Zhirinovsky Weighs In
Russian nationalist Member of Parliament Vladimir Zhirinovsky has also picked up these narratives, amplifying stories originating from fringe outlets and amplifying them on other channels. In one case he claimed the virus appeared in China because U.S. pharmaceutical companies want to cash in on the vaccine, while in the other he said the U.S. has allegedly used biological weapons against China. In both instances, Zhirinovsky claimed that the main goal of the U.S. would be to undermine the Chinese economy.
Amplification on social platforms making little progress
In addition to news outlets, small Russian YouTube channels are beginning to share videos which narrators discuss the coronavirus outbreak and link its appearance in China to the U.S. Central Intelligence Agency as well as U.S. bioweapons research. So far the spread on YouTube appears to be limited to relatively unknown Russian channels with little to no audience.
The Russian social network VK has is also being employed to spread the same disinformation narratives blaming the United States for the outbreak. At the time of publishing, engagement also appears limited, with some stories attracting hundreds or thousands of views and others attracting close to zero.

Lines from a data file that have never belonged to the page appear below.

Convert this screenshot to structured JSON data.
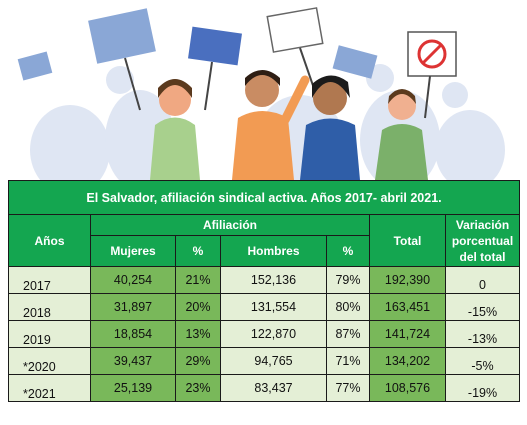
{
  "table": {
    "title": "El Salvador, afiliación sindical activa. Años 2017- abril 2021.",
    "headers": {
      "years": "Años",
      "affiliation": "Afiliación",
      "women": "Mujeres",
      "pct_women": "%",
      "men": "Hombres",
      "pct_men": "%",
      "total": "Total",
      "variation": "Variación porcentual del total"
    },
    "rows": [
      {
        "year": "2017",
        "women": "40,254",
        "pct_women": "21%",
        "men": "152,136",
        "pct_men": "79%",
        "total": "192,390",
        "variation": "0"
      },
      {
        "year": "2018",
        "women": "31,897",
        "pct_women": "20%",
        "men": "131,554",
        "pct_men": "80%",
        "total": "163,451",
        "variation": "-15%"
      },
      {
        "year": "2019",
        "women": "18,854",
        "pct_women": "13%",
        "men": "122,870",
        "pct_men": "87%",
        "total": "141,724",
        "variation": "-13%"
      },
      {
        "year": "*2020",
        "women": "39,437",
        "pct_women": "29%",
        "men": "94,765",
        "pct_men": "71%",
        "total": "134,202",
        "variation": "-5%"
      },
      {
        "year": "*2021",
        "women": "25,139",
        "pct_women": "23%",
        "men": "83,437",
        "pct_men": "77%",
        "total": "108,576",
        "variation": "-19%"
      }
    ]
  }
}
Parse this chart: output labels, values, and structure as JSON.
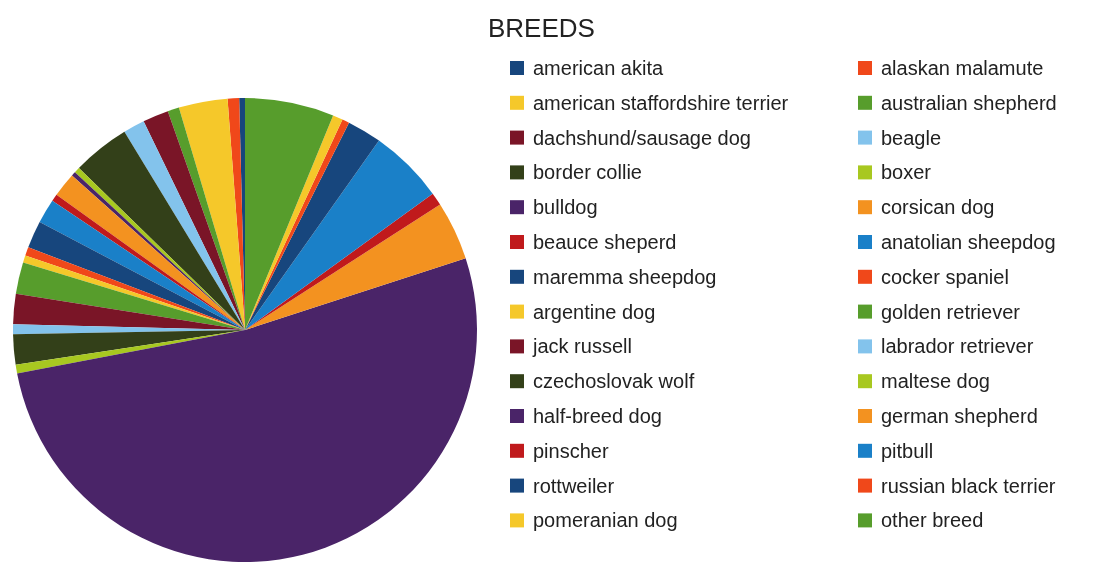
{
  "chart_data": {
    "type": "pie",
    "legend_title": "BREEDS",
    "legend": "right",
    "categories": [
      "american akita",
      "alaskan malamute",
      "american staffordshire terrier",
      "australian shepherd",
      "dachshund/sausage dog",
      "beagle",
      "border collie",
      "boxer",
      "bulldog",
      "corsican dog",
      "beauce sheperd",
      "anatolian sheepdog",
      "maremma sheepdog",
      "cocker spaniel",
      "argentine dog",
      "golden retriever",
      "jack russell",
      "labrador retriever",
      "czechoslovak wolf",
      "maltese dog",
      "half-breed dog",
      "german shepherd",
      "pinscher",
      "pitbull",
      "rottweiler",
      "russian black terrier",
      "pomeranian dog",
      "other breed"
    ],
    "values": [
      0.4,
      0.8,
      3.4,
      0.8,
      1.8,
      1.5,
      4.0,
      0.4,
      0.3,
      1.7,
      0.5,
      1.7,
      1.9,
      0.6,
      0.5,
      2.2,
      2.1,
      0.7,
      2.1,
      0.6,
      52.0,
      4.1,
      0.9,
      5.2,
      2.4,
      0.5,
      0.7,
      6.2
    ],
    "colors": [
      "#17467d",
      "#f0481a",
      "#f5c82a",
      "#579d2c",
      "#7a1527",
      "#83c3ec",
      "#334019",
      "#a8c820",
      "#4a2468",
      "#f39220",
      "#c01a1c",
      "#1a80c8",
      "#17467d",
      "#f0481a",
      "#f5c82a",
      "#579d2c",
      "#7a1527",
      "#83c3ec",
      "#334019",
      "#a8c820",
      "#4a2468",
      "#f39220",
      "#c01a1c",
      "#1a80c8",
      "#17467d",
      "#f0481a",
      "#f5c82a",
      "#579d2c"
    ]
  }
}
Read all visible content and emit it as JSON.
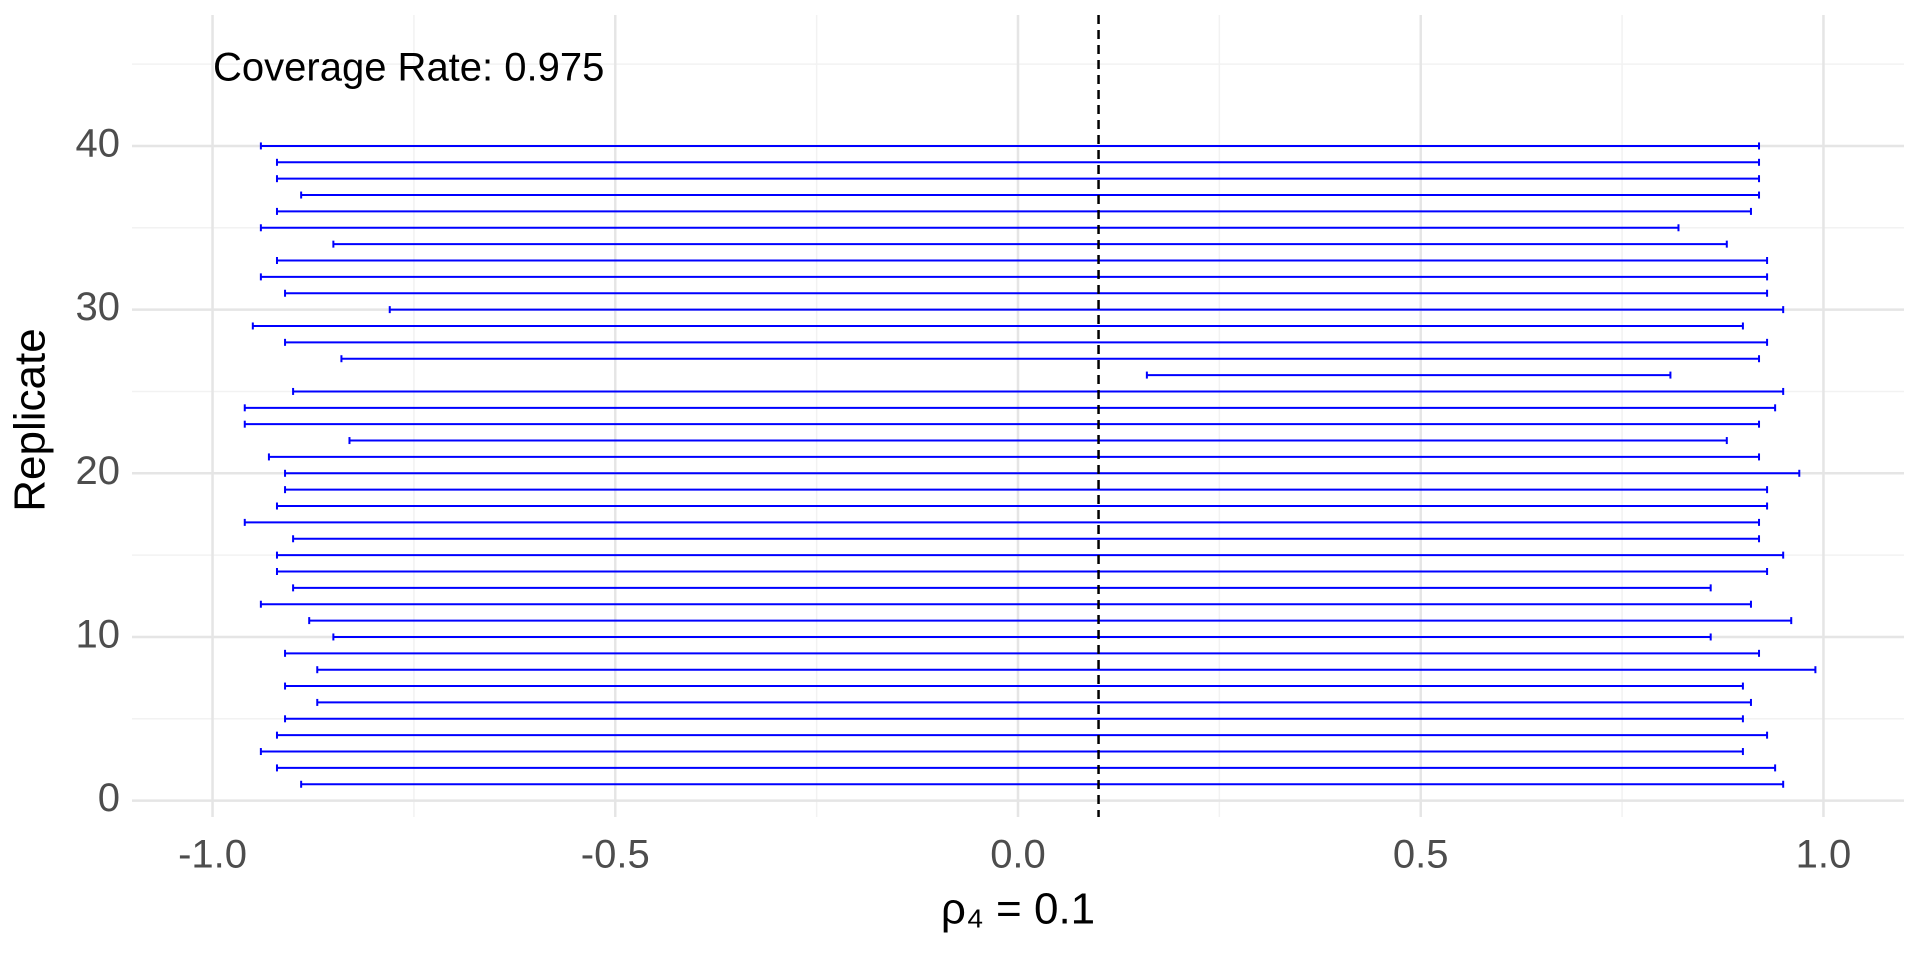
{
  "chart_data": {
    "type": "interval",
    "annotation": "Coverage Rate: 0.975",
    "xlabel": "ρ₄ = 0.1",
    "ylabel": "Replicate",
    "color": "#0000ff",
    "vline": 0.1,
    "y": [
      1,
      2,
      3,
      4,
      5,
      6,
      7,
      8,
      9,
      10,
      11,
      12,
      13,
      14,
      15,
      16,
      17,
      18,
      19,
      20,
      21,
      22,
      23,
      24,
      25,
      26,
      27,
      28,
      29,
      30,
      31,
      32,
      33,
      34,
      35,
      36,
      37,
      38,
      39,
      40
    ],
    "low": [
      -0.89,
      -0.92,
      -0.94,
      -0.92,
      -0.91,
      -0.87,
      -0.91,
      -0.87,
      -0.91,
      -0.85,
      -0.88,
      -0.94,
      -0.9,
      -0.92,
      -0.92,
      -0.9,
      -0.96,
      -0.92,
      -0.91,
      -0.91,
      -0.93,
      -0.83,
      -0.96,
      -0.96,
      -0.9,
      0.16,
      -0.84,
      -0.91,
      -0.95,
      -0.78,
      -0.91,
      -0.94,
      -0.92,
      -0.85,
      -0.94,
      -0.92,
      -0.89,
      -0.92,
      -0.92,
      -0.94
    ],
    "high": [
      0.95,
      0.94,
      0.9,
      0.93,
      0.9,
      0.91,
      0.9,
      0.99,
      0.92,
      0.86,
      0.96,
      0.91,
      0.86,
      0.93,
      0.95,
      0.92,
      0.92,
      0.93,
      0.93,
      0.97,
      0.92,
      0.88,
      0.92,
      0.94,
      0.95,
      0.81,
      0.92,
      0.93,
      0.9,
      0.95,
      0.93,
      0.93,
      0.93,
      0.88,
      0.82,
      0.91,
      0.92,
      0.92,
      0.92,
      0.92
    ],
    "xlim": [
      -1.1,
      1.1
    ],
    "ylim": [
      -1,
      48
    ],
    "xticks": [
      {
        "value": -1,
        "label": "-1.0"
      },
      {
        "value": -0.5,
        "label": "-0.5"
      },
      {
        "value": 0,
        "label": "0.0"
      },
      {
        "value": 0.5,
        "label": "0.5"
      },
      {
        "value": 1,
        "label": "1.0"
      }
    ],
    "yticks": [
      0,
      10,
      20,
      30,
      40
    ],
    "xminor": [
      -0.75,
      -0.25,
      0.25,
      0.75
    ],
    "yminor": [
      5,
      15,
      25,
      35,
      45
    ],
    "grid": true
  }
}
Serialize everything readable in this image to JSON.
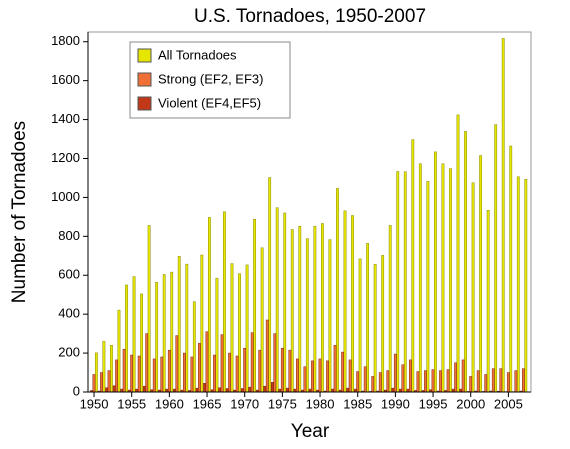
{
  "chart_data": {
    "type": "bar",
    "title": "U.S. Tornadoes, 1950-2007",
    "x_label": "Year",
    "y_label": "Number of Tornadoes",
    "x": [
      1950,
      1951,
      1952,
      1953,
      1954,
      1955,
      1956,
      1957,
      1958,
      1959,
      1960,
      1961,
      1962,
      1963,
      1964,
      1965,
      1966,
      1967,
      1968,
      1969,
      1970,
      1971,
      1972,
      1973,
      1974,
      1975,
      1976,
      1977,
      1978,
      1979,
      1980,
      1981,
      1982,
      1983,
      1984,
      1985,
      1986,
      1987,
      1988,
      1989,
      1990,
      1991,
      1992,
      1993,
      1994,
      1995,
      1996,
      1997,
      1998,
      1999,
      2000,
      2001,
      2002,
      2003,
      2004,
      2005,
      2006,
      2007
    ],
    "series": [
      {
        "name": "All Tornadoes",
        "color": "#e6e600",
        "values": [
          201,
          260,
          240,
          421,
          550,
          593,
          504,
          856,
          564,
          604,
          616,
          697,
          657,
          464,
          704,
          897,
          585,
          926,
          660,
          608,
          653,
          888,
          741,
          1102,
          947,
          920,
          835,
          852,
          788,
          852,
          866,
          783,
          1046,
          931,
          907,
          684,
          764,
          656,
          702,
          856,
          1133,
          1132,
          1297,
          1173,
          1082,
          1234,
          1173,
          1148,
          1424,
          1339,
          1075,
          1215,
          934,
          1374,
          1817,
          1264,
          1106,
          1093
        ]
      },
      {
        "name": "Strong (EF2, EF3)",
        "color": "#f07038",
        "values": [
          90,
          100,
          110,
          165,
          220,
          190,
          185,
          300,
          170,
          180,
          215,
          290,
          200,
          180,
          250,
          310,
          190,
          295,
          200,
          185,
          225,
          305,
          215,
          370,
          300,
          225,
          215,
          170,
          130,
          160,
          170,
          160,
          240,
          205,
          165,
          105,
          130,
          80,
          100,
          110,
          195,
          140,
          165,
          105,
          110,
          115,
          110,
          115,
          150,
          165,
          80,
          110,
          90,
          120,
          120,
          100,
          110,
          120
        ]
      },
      {
        "name": "Violent (EF4,EF5)",
        "color": "#c03818",
        "values": [
          8,
          5,
          22,
          32,
          15,
          10,
          15,
          30,
          12,
          10,
          15,
          15,
          10,
          8,
          20,
          45,
          12,
          22,
          18,
          10,
          18,
          25,
          10,
          30,
          50,
          15,
          20,
          15,
          10,
          15,
          10,
          5,
          15,
          10,
          20,
          15,
          5,
          3,
          5,
          10,
          20,
          15,
          15,
          8,
          8,
          12,
          5,
          8,
          15,
          15,
          3,
          5,
          3,
          5,
          4,
          2,
          2,
          5
        ]
      }
    ],
    "xlim": [
      1949.2,
      2008
    ],
    "xticks": [
      1950,
      1955,
      1960,
      1965,
      1970,
      1975,
      1980,
      1985,
      1990,
      1995,
      2000,
      2005
    ],
    "ylim": [
      0,
      1850
    ],
    "yticks": [
      0,
      200,
      400,
      600,
      800,
      1000,
      1200,
      1400,
      1600,
      1800
    ],
    "legend": "upper left"
  }
}
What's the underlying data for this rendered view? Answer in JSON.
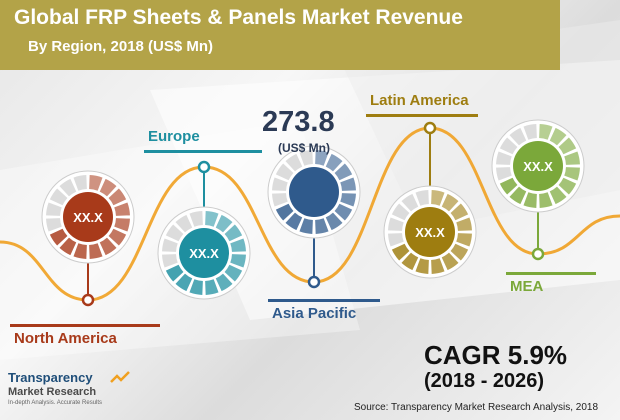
{
  "header": {
    "title": "Global FRP Sheets & Panels Market Revenue",
    "subtitle": "By Region, 2018 (US$ Mn)"
  },
  "chart_data": {
    "type": "infographic",
    "title": "Global FRP Sheets & Panels Market Revenue",
    "subtitle": "By Region, 2018 (US$ Mn)",
    "categories": [
      "North America",
      "Europe",
      "Asia Pacific",
      "Latin America",
      "MEA"
    ],
    "values": [
      "XX.X",
      "XX.X",
      "273.8",
      "XX.X",
      "XX.X"
    ],
    "highlight": {
      "region": "Asia Pacific",
      "value": "273.8",
      "unit": "(US$ Mn)"
    },
    "colors": [
      "#a83a1a",
      "#1e8fa0",
      "#2f5a8c",
      "#9e7d10",
      "#7ba83a"
    ],
    "wave_color": "#f0a020"
  },
  "cagr": {
    "label": "CAGR 5.9%",
    "period": "(2018 - 2026)"
  },
  "source": "Source: Transparency Market Research Analysis, 2018",
  "logo": {
    "name": "Transparency",
    "sub": "Market Research",
    "tagline": "In-depth Analysis. Accurate Results"
  }
}
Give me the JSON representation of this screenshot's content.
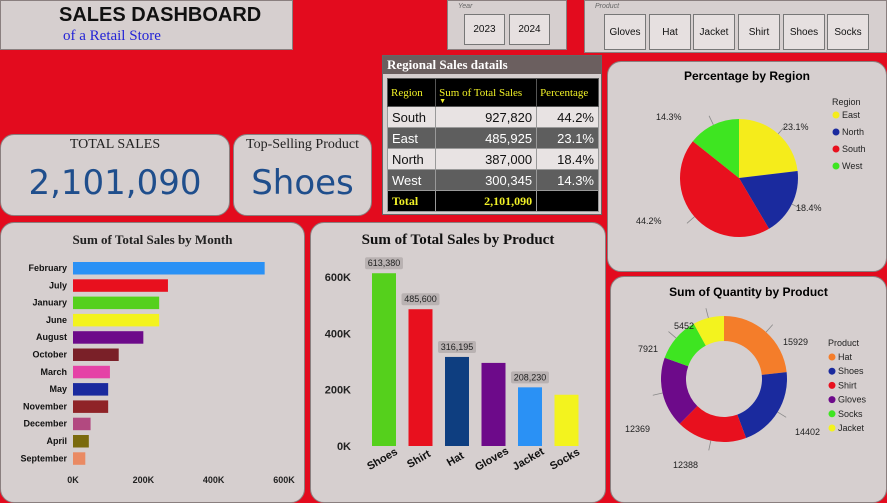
{
  "header": {
    "title": "SALES DASHBOARD",
    "subtitle": "of a Retail Store"
  },
  "year_slicer": {
    "caption": "Year",
    "options": [
      "2023",
      "2024"
    ]
  },
  "product_slicer": {
    "caption": "Product",
    "options": [
      "Gloves",
      "Hat",
      "Jacket",
      "Shirt",
      "Shoes",
      "Socks"
    ]
  },
  "kpi": {
    "total_sales_label": "TOTAL SALES",
    "total_sales_value": "2,101,090",
    "top_product_label": "Top-Selling Product",
    "top_product_value": "Shoes"
  },
  "regional_table": {
    "title": "Regional Sales datails",
    "headers": [
      "Region",
      "Sum of Total Sales",
      "Percentage"
    ],
    "rows": [
      {
        "region": "South",
        "sales": "927,820",
        "pct": "44.2%"
      },
      {
        "region": "East",
        "sales": "485,925",
        "pct": "23.1%"
      },
      {
        "region": "North",
        "sales": "387,000",
        "pct": "18.4%"
      },
      {
        "region": "West",
        "sales": "300,345",
        "pct": "14.3%"
      }
    ],
    "total": {
      "label": "Total",
      "sales": "2,101,090",
      "pct": ""
    }
  },
  "colors": {
    "background": "#e30b1e",
    "panel": "#d6cfcf",
    "value_blue": "#1f4e8c",
    "table_header_text": "#f2f227"
  },
  "chart_data": [
    {
      "type": "pie",
      "title": "Percentage by Region",
      "legend_title": "Region",
      "legend_position": "right",
      "labels": [
        "East",
        "North",
        "South",
        "West"
      ],
      "values": [
        23.1,
        18.4,
        44.2,
        14.3
      ],
      "value_labels": [
        "23.1%",
        "18.4%",
        "44.2%",
        "14.3%"
      ],
      "colors": [
        "#f5ec1b",
        "#1a2a9e",
        "#e8101e",
        "#3ee521"
      ]
    },
    {
      "type": "bar",
      "orientation": "horizontal",
      "title": "Sum of Total Sales by Month",
      "categories": [
        "February",
        "July",
        "January",
        "June",
        "August",
        "October",
        "March",
        "May",
        "November",
        "December",
        "April",
        "September"
      ],
      "values": [
        545000,
        270000,
        245000,
        245000,
        200000,
        130000,
        105000,
        100000,
        100000,
        50000,
        45000,
        35000
      ],
      "colors": [
        "#2a91f5",
        "#e8101e",
        "#55d01c",
        "#f3f31e",
        "#6d0a8a",
        "#7a2028",
        "#e542a6",
        "#1a2a9e",
        "#8f2327",
        "#b24980",
        "#7a6a0d",
        "#ea8a63"
      ],
      "xticks": [
        "0K",
        "200K",
        "400K",
        "600K"
      ],
      "xlim": [
        0,
        600000
      ]
    },
    {
      "type": "bar",
      "title": "Sum of Total Sales by Product",
      "categories": [
        "Shoes",
        "Shirt",
        "Hat",
        "Gloves",
        "Jacket",
        "Socks"
      ],
      "values": [
        613380,
        485600,
        316195,
        295000,
        208230,
        182000
      ],
      "data_labels": [
        "613,380",
        "485,600",
        "316,195",
        "",
        "208,230",
        ""
      ],
      "colors": [
        "#55d01c",
        "#e8101e",
        "#0e3e80",
        "#6d0a8a",
        "#2a91f5",
        "#f3f31e"
      ],
      "yticks": [
        "0K",
        "200K",
        "400K",
        "600K"
      ],
      "ylim": [
        0,
        650000
      ]
    },
    {
      "type": "pie",
      "subtype": "donut",
      "title": "Sum of Quantity by Product",
      "legend_title": "Product",
      "legend_position": "right",
      "labels": [
        "Hat",
        "Shoes",
        "Shirt",
        "Gloves",
        "Socks",
        "Jacket"
      ],
      "values": [
        15929,
        14402,
        12388,
        12369,
        7921,
        5452
      ],
      "colors": [
        "#f47d2a",
        "#1a2a9e",
        "#e8101e",
        "#6d0a8a",
        "#3ee521",
        "#f3f31e"
      ]
    }
  ]
}
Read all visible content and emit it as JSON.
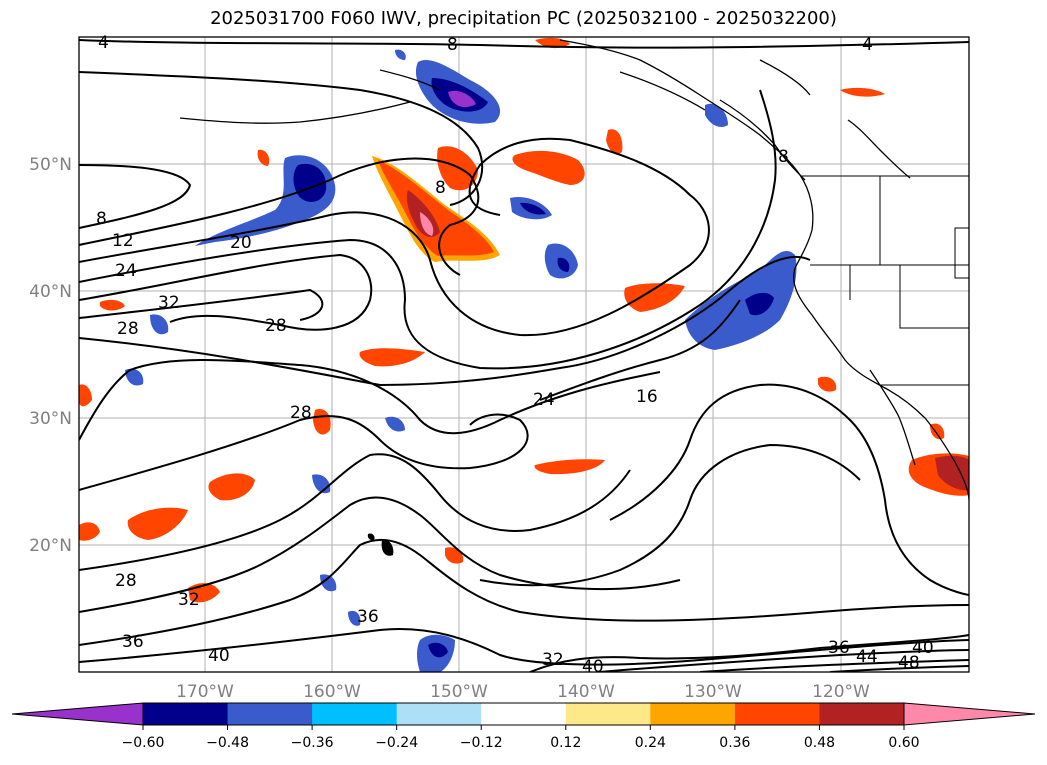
{
  "title": "2025031700 F060 IWV, precipitation PC (2025032100 - 2025032200)",
  "map": {
    "lat_ticks": [
      "50°N",
      "40°N",
      "30°N",
      "20°N"
    ],
    "lon_ticks": [
      "170°W",
      "160°W",
      "150°W",
      "140°W",
      "130°W",
      "120°W"
    ],
    "contour_labels": [
      "4",
      "8",
      "4",
      "8",
      "8",
      "8",
      "12",
      "20",
      "24",
      "32",
      "28",
      "28",
      "28",
      "24",
      "16",
      "28",
      "32",
      "36",
      "36",
      "40",
      "32",
      "40",
      "36",
      "44",
      "40",
      "48"
    ]
  },
  "colorbar": {
    "colors": [
      "#9932CC",
      "#00008B",
      "#3A5BCC",
      "#00BFFF",
      "#ADE0F7",
      "#FFFFFF",
      "#FFE88A",
      "#FFA500",
      "#FF4500",
      "#B22222",
      "#FF88AA"
    ],
    "ticks": [
      "−0.60",
      "−0.48",
      "−0.36",
      "−0.24",
      "−0.12",
      "0.12",
      "0.24",
      "0.36",
      "0.48",
      "0.60"
    ]
  }
}
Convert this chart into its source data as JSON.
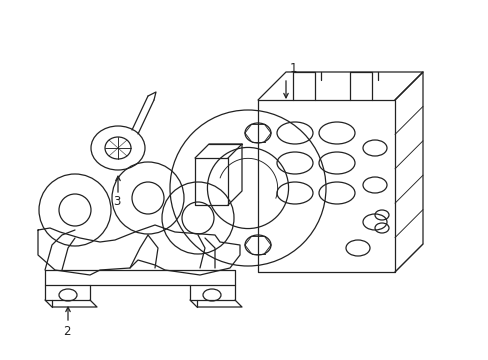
{
  "background_color": "#ffffff",
  "line_color": "#222222",
  "lw": 0.9,
  "tlw": 0.65,
  "label_fontsize": 8.5
}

It is unknown whether these narratives blaming the United States for the coronavirus outbreak will spread alongside the outbreak itself, but it serves as a reminder of Russia’s long history of employing anti-U.S. influence operations during public health crises. While Operation Infektion took years to spread, ultimately it sowed doubt regarding the origins of the AIDS virus. Their current efforts to create disinformation narratives for coronavirus have so far been more successful than their ability to amplify them. The DFRLab will continue to monitor the information environment around coronavirus.
Eto Buziashvili is a Research Associate, Caucasus, with the Digital Forensic Research Lab and is based in Georgia.